DESCRIPTION OF DRAWINGS
FIG. 1 is a block diagram illustrating a two-staged process for capturing carbon dioxide.
Like reference symbols in the various drawings indicate like elements.
FIG. 1 illustrates a separation system 100 for removing CO2 from a high pressure stream. For example, the system 100 may comprise a plurality of different possible separation processes to remove CO2 from a high pressure stream. Separation process may include a condensation separation step, a physical solvent scrubbing process, a chemical solvent scrubbing process, and/or others. In some implementations, the system 100 can include a combination of a low temperature CO2 condensation separation step followed by either a physical or chemical solvent scrubbing process. In some instances, the first step may results in the partial pressure of CO2 in the gaseous steam being reduced to a value at least proximate the triple point pressure of CO2 (e.g., range from about 5.5 bar to about 7.0 bar). The second stage process may then remove substantially all of the remaining CO2.

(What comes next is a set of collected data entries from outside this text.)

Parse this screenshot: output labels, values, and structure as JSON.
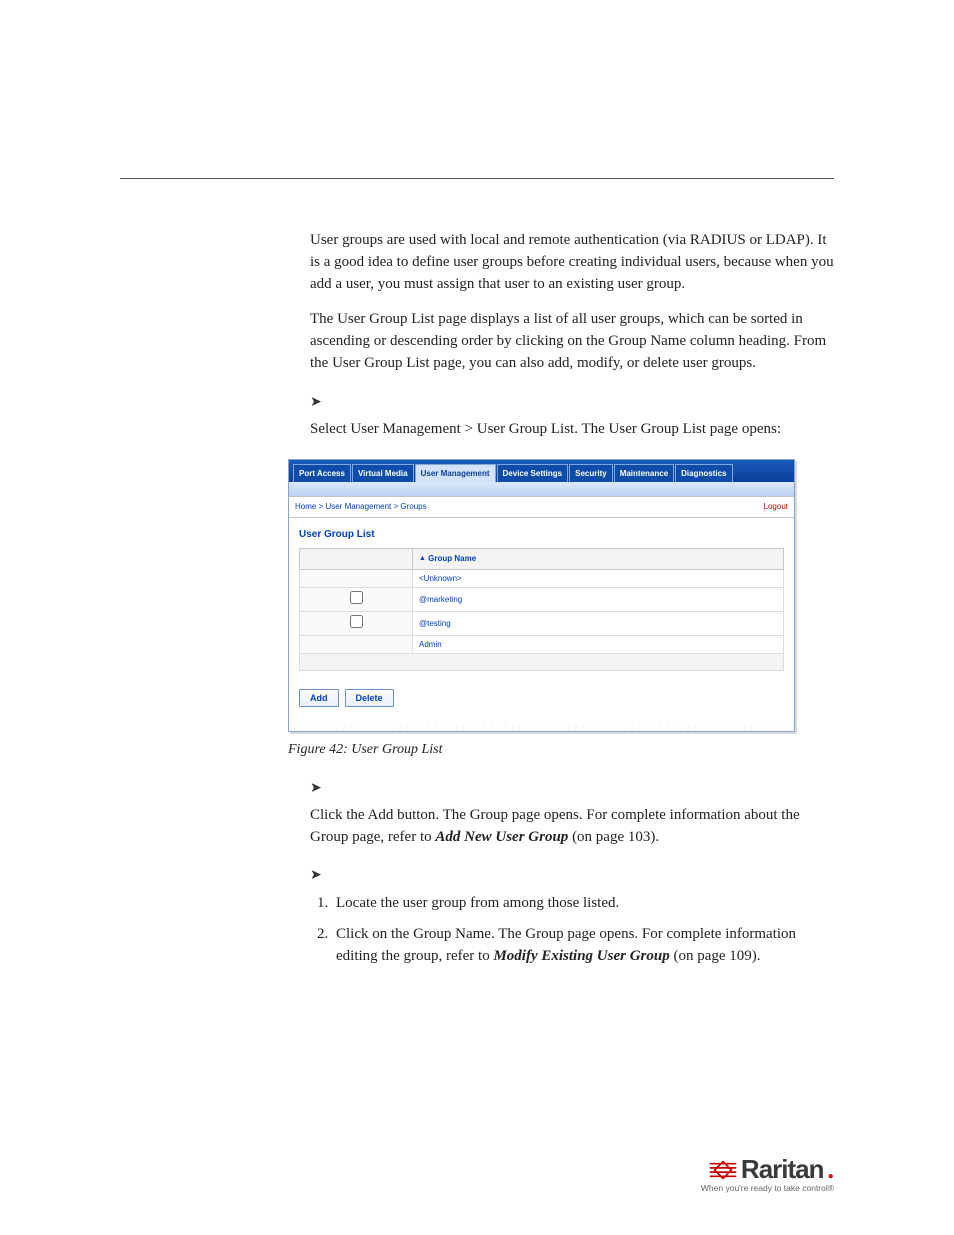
{
  "paragraphs": {
    "p1": "User groups are used with local and remote authentication (via RADIUS or LDAP). It is a good idea to define user groups before creating individual users, because when you add a user, you must assign that user to an existing user group.",
    "p2": "The User Group List page displays a list of all user groups, which can be sorted in ascending or descending order by clicking on the Group Name column heading. From the User Group List page, you can also add, modify, or delete user groups.",
    "p3": "Select User Management > User Group List. The User Group List page opens:",
    "add_pre": "Click the Add button. The Group page opens. For complete information about the Group page, refer to ",
    "add_link": "Add New User Group",
    "add_post": " (on page 103).",
    "mod1": "Locate the user group from among those listed.",
    "mod2_pre": "Click on the Group Name. The Group page opens. For complete information editing the group, refer to ",
    "mod2_link": "Modify Existing User Group",
    "mod2_post": " (on page 109)."
  },
  "screenshot": {
    "tabs": [
      "Port Access",
      "Virtual Media",
      "User Management",
      "Device Settings",
      "Security",
      "Maintenance",
      "Diagnostics"
    ],
    "active_tab_index": 2,
    "breadcrumb": "Home > User Management > Groups",
    "logout": "Logout",
    "panel_title": "User Group List",
    "column_header": "Group Name",
    "sort_indicator": "▲",
    "rows": [
      {
        "checkbox": false,
        "name": "<Unknown>"
      },
      {
        "checkbox": true,
        "name": "@marketing"
      },
      {
        "checkbox": true,
        "name": "@testing"
      },
      {
        "checkbox": false,
        "name": "Admin"
      }
    ],
    "buttons": {
      "add": "Add",
      "delete": "Delete"
    }
  },
  "caption": "Figure 42: User Group List",
  "footer": {
    "brand": "Raritan",
    "tagline": "When you're ready to take control®"
  }
}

In some implementations, the system 100 includes a condensation separator 4 and a solvent scrubbing unit 13 for removing CO2 from a high-pressure feed stream. The elements illustrated in FIG. 1 are for illustration purposes only and the system 100 may include some, all or none without departing from the disclosure. A feed gas 1 at about 41 bars containing approximately 26.1% (molar) CO2 is dried to a dew-point of minus 80° F. in a duel bed adsorptive temperature swing drier system 2 that is regenerated with dry nitrogen 15 to 16. The dried feed gas stream 5 is cooled using an aluminium plate fin heat exchanger 3 to a temperature of about −64.7° F. 6 at which point the partial pressure of CO2 is approximately 5.86 bar and approximately 0.136 mols of CO2 have condensed per mol of feed gas. The remaining vapor 7 includes about 0.125 mols CO2 /mol feed gas still present in the vapour phase. Vapour 7 leaving the separator 4 is warmed in the heat exchanger 3 and exits as stream 12 which enters a Selexol CO2 removal unit 13. The gaseous mixture is further purified to below 0.25% CO2 and exits the Selexol unit as stream 14. The liquid CO2 stream 8 leaving the separator 4 is warmed in heat exchanger 3 to a temperature of about −55° F. leaving the heat exchanger as stream 9 at about 40.2 bar. The stream 9 is then reduced in pressure to about 5.52 bar in valve 17, and the stream 10 then enters the cold end of the heat exchanger where the liquid CO2 stream is evaporated and superheated. The separated CO2 stream at about 5.25 bar leaves the heat exchanger as stream 11 at a temperature difference compared to the feed stream 5 of about 30° F. The superheating of stream 8 prior to pressure reduction may eliminate, minimize or otherwise reduce solid CO2 formed across the valve 17. A substantial fraction of any CH4 present in stream 1 is dissolved in and removed by stream 8.
A number of embodiments of the invention have been described. Nevertheless, it will be understood that various modifications may be made without departing from the spirit and scope of the invention. Accordingly, other embodiments are within the scope of the following claims.